Pria yang ikut mendengar ucapan dua wanita di sebelahnya hanya bisa terdiam. Ia tidak mungkin menghentikan angin yang menerbangkan suatu kabar. Biarlah kabar itu menghilang sendirinya bersamaan sejuk yang tidak lagi membelai jiwa. Karena mau bagaimanapun menyangkal, kisah bersama Nesha memang begitu adanya.
Arfan menatap wanita yang hendak memberi ciuman, tetapi harus gagal karena dua ucapan pembuka cerita lalu. Padahal dirinya sama sekali tidak menyesal berada di posisi sekarang, yakni melepas wanita yang ingin mengejar bahagia dan memilih wanita yang tidak malu berkata rindu tanpa mengenal keadaan dan situasi.
“Hei ...,” panggilnya lembut, “Apa ucapan mereka mengingatkan kamu tentang kita dulu? Bukankah aku udah pernah bilang tidak ada penyesalan tentang kita? Mau dunia berkata apa tentangmu, bagiku bukan kamu yang salah. Aku yang salah karena dulu menawarkan hati untukmu di saat keadaan tidak karuan. Jadi, aku mohon jangan lagi menangis. Jika Tuhan akhirnya membawa kita bersama, itu memang udah jadi kehendak-Nya. Katanya tadi mau kasih ciuman, malah berubah tangisan,” lanjutnya lagi dibarengi usaha menghentikan gerimis yang terlanjur menggenangi pipi.

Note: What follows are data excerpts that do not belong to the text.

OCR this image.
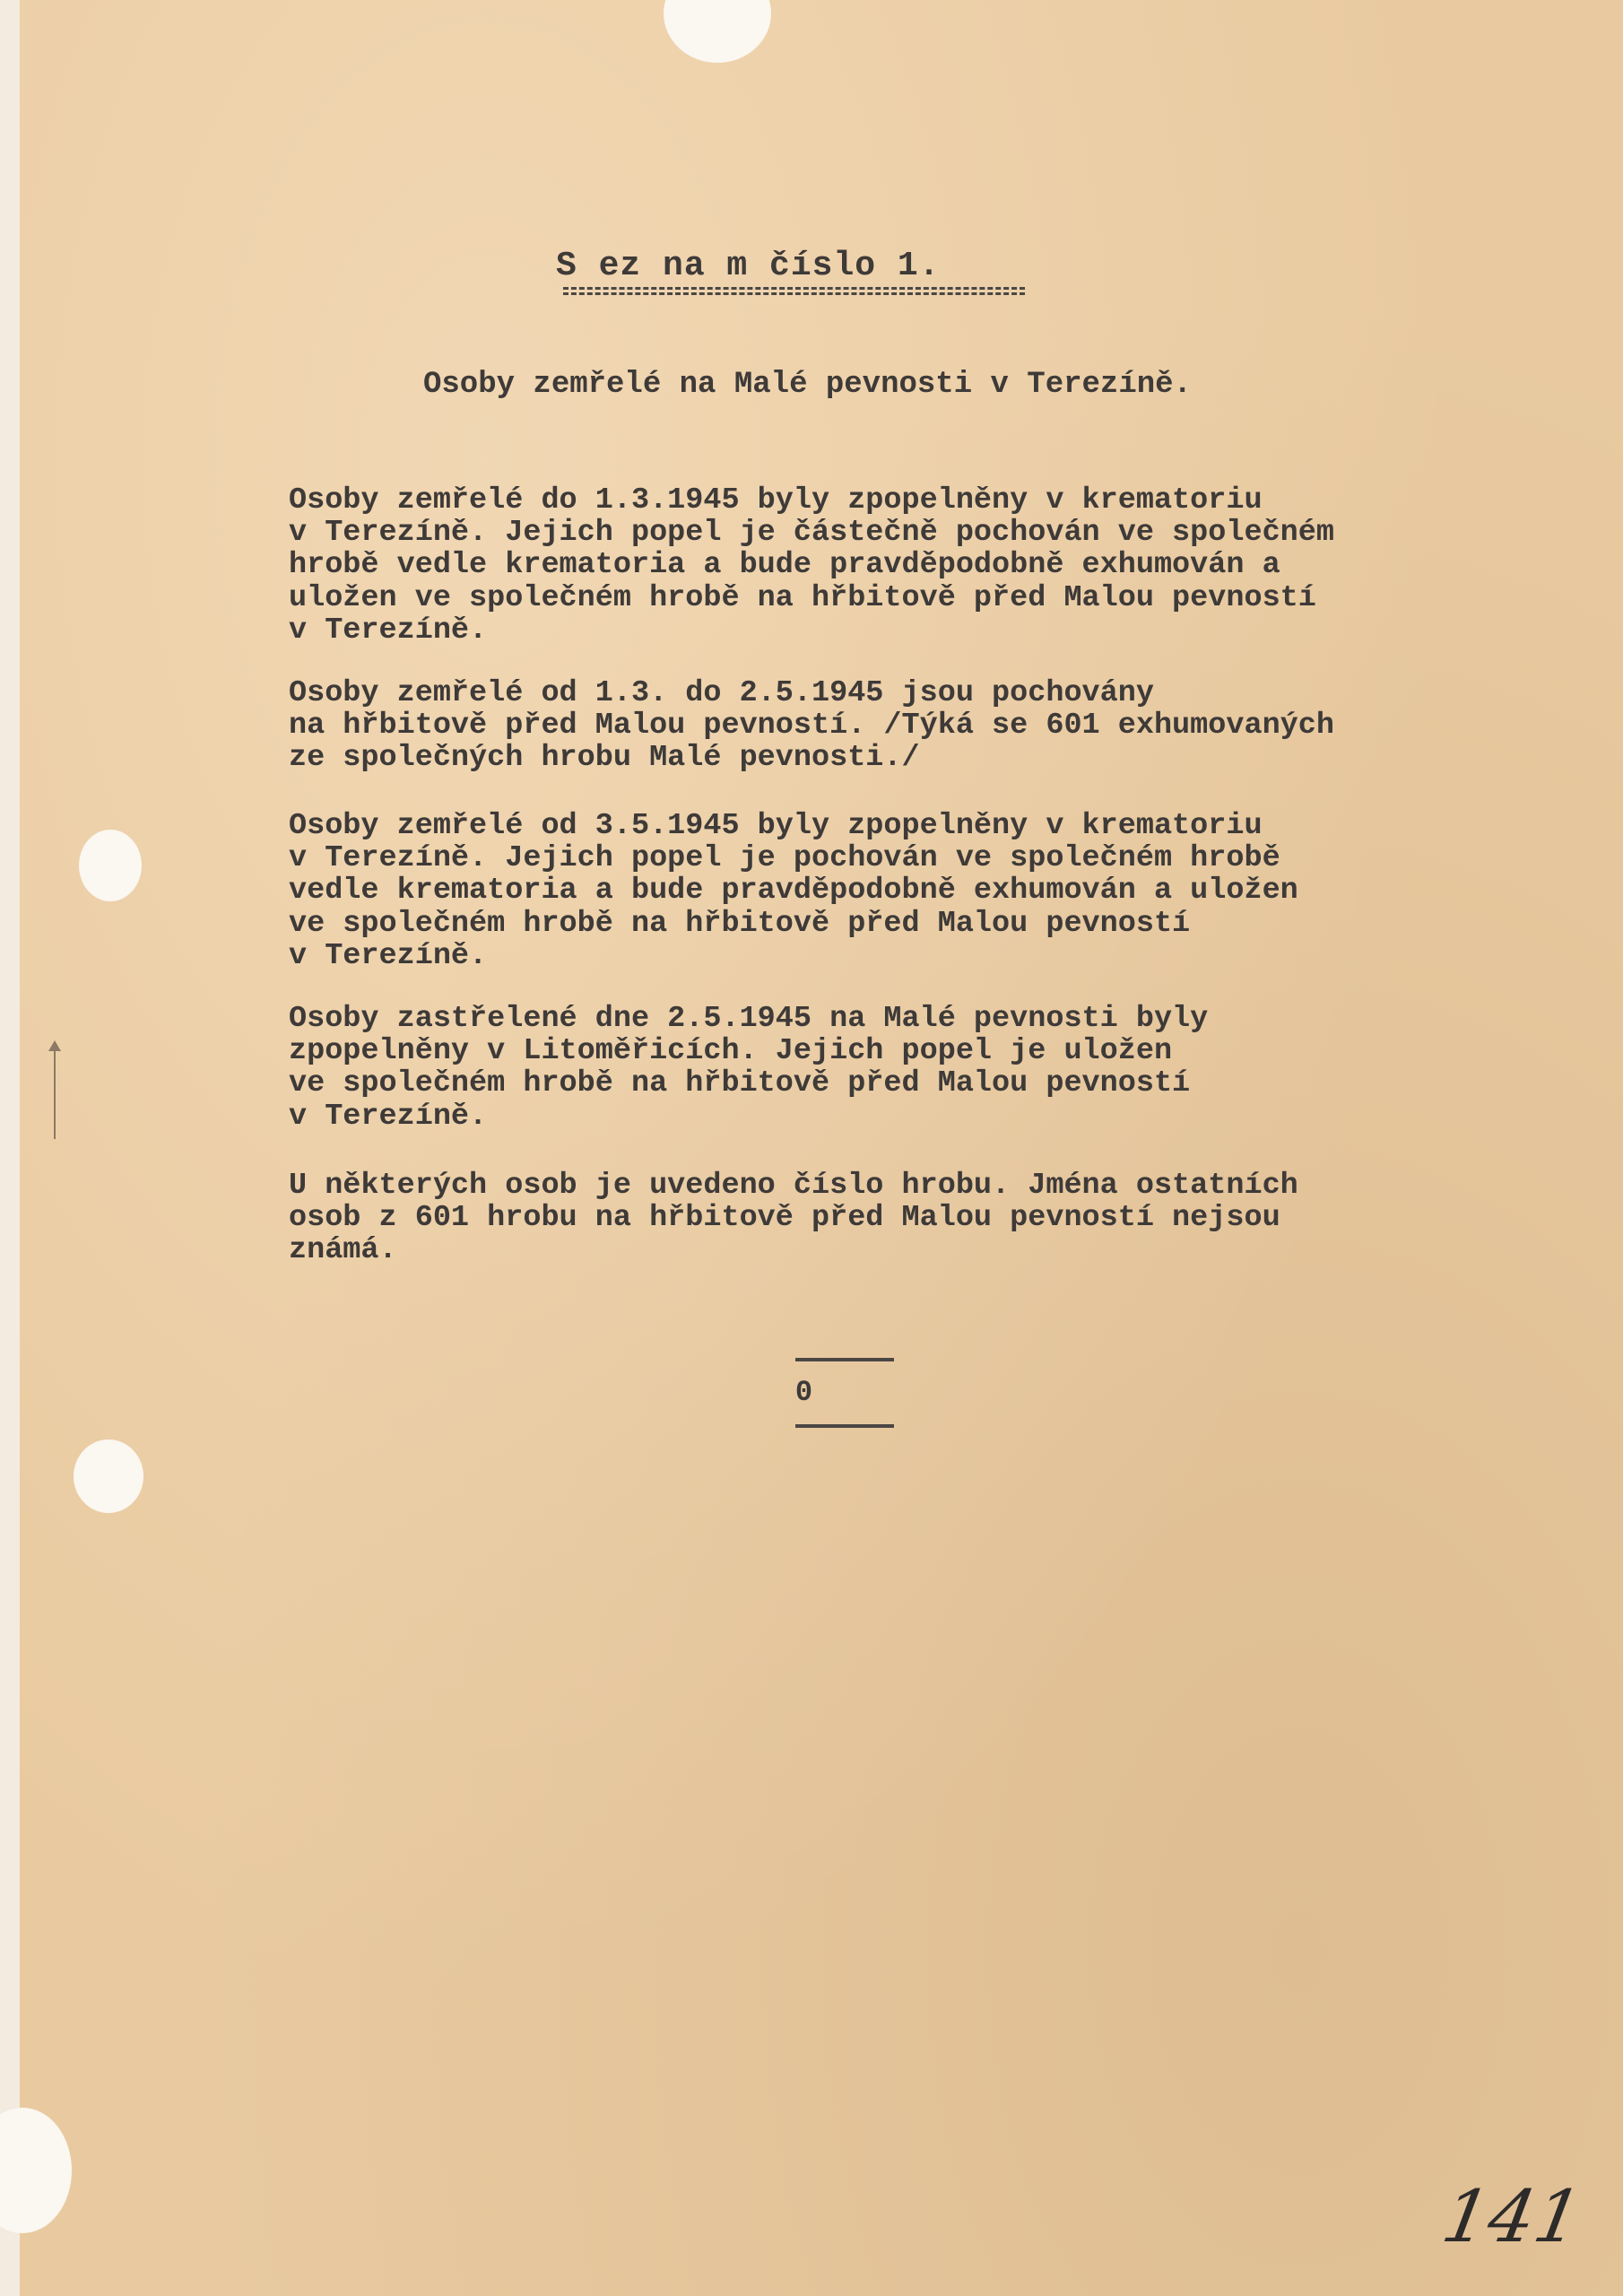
S ez na m číslo 1.
Osoby zemřelé na Malé pevnosti v Terezíně.

Osoby zemřelé do 1.3.1945 byly zpopelněny v krematoriu

v Terezíně. Jejich popel je částečně pochován ve společném

hrobě vedle krematoria a bude pravděpodobně exhumován a

uložen ve společném hrobě na hřbitově před Malou pevností

v Terezíně.

Osoby zemřelé od 1.3. do 2.5.1945 jsou pochovány

na hřbitově před Malou pevností. /Týká se 601 exhumovaných

ze společných hrobu Malé pevnosti./

Osoby zemřelé od 3.5.1945 byly zpopelněny v krematoriu

v Terezíně. Jejich popel je pochován ve společném hrobě

vedle krematoria a bude pravděpodobně exhumován a uložen

ve společném hrobě na hřbitově před Malou pevností

v Terezíně.

Osoby zastřelené dne 2.5.1945 na Malé pevnosti byly

zpopelněny v Litoměřicích. Jejich popel je uložen

ve společném hrobě na hřbitově před Malou pevností

v Terezíně.

U některých osob je uvedeno číslo hrobu. Jména ostatních

osob z 601 hrobu na hřbitově před Malou pevností nejsou

známá.

0

141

Wanita pemilik nama lengkap Nesha Dianti itu menatap prianya dengan mata berembun. Sisa-sisa gerimis di sudut mata masih menghalangi pandangan. Ia bisa tahu jika prianya akan selalu menjadi yang paling bersalah dalam kisah ini. Akan tetapi, sebagai wanita tetaplah ia menjadi yang paling bersalah karena dulu berani merespons tawaran seorang Arfan untuk menjadi bagian setengah hatinya. Meskipun pada akhirnya menggoreskan lara yang berkepanjangan. Namun, doa yang tidak pernah lelah berhasil menguatkan hati dan raga untuk saling bertahan dalam sebuah kesalahan dengan bayang-bayang jeruji sel kehilangan beralaskan tikar kepedihan.

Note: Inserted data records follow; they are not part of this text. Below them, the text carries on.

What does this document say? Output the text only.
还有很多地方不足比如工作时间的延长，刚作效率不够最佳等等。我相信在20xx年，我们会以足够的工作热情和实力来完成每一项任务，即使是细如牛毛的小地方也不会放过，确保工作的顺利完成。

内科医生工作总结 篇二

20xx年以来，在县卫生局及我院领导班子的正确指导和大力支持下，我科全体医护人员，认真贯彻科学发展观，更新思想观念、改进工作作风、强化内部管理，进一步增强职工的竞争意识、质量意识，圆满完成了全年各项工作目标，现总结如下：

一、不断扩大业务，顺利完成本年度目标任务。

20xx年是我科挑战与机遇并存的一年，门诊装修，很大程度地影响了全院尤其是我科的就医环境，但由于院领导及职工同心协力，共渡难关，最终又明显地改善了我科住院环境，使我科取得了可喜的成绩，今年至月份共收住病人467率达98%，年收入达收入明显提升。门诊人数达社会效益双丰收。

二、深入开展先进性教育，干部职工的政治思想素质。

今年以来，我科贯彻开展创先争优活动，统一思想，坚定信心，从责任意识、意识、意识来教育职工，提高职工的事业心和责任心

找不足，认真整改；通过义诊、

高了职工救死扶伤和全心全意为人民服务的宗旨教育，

Dengan mata yang masih berkaca-kaca ia mencoba membuka bibirnya. “Bukan kamu yang salah, Mas. Aku yang salah karena menerima dan membuka pintu. Makanya hubungan yang dulu bisa ada akhirnya melukiskan luka dengan tinta air mata. Kalau ditanya menyesal pun, aku juga tidak menyesal. Karena memang kamu sudah terlanjur di sini,” jawabnya sembari menunjuk dadanya sendiri. Di mana nama sang pria terukir indah dan hangat bersama balutan doa yang selalu melangit setiap waktu.
Entah kenapa perih yang beberapa tahun telah berubah bekas kini seakan kembali basah. Kotak hadiah pun tidak lagi mencerahkan wajah seorang Nesha. Bahkan, rasa sakit pada kaki tidak lagi terasa perih. Jika boleh meminta, ia pun tidak ingin menjadi orang ketiga untuk sang pria, tetapi Tuhan semakin menanam perasaan itu kuat di jantung hati. Hingga diri tidak berdaya melawan segalanya.
Arfan seketika membawa wanita yang kerap membuatnya berebut salah ke dalam dekapan. Bibir seolah kehabisan kata untuk menenangkan. Karena mau sampai kapan pun, jika membahas siapa yang paling salah tidak akan pernah menemukan ujung.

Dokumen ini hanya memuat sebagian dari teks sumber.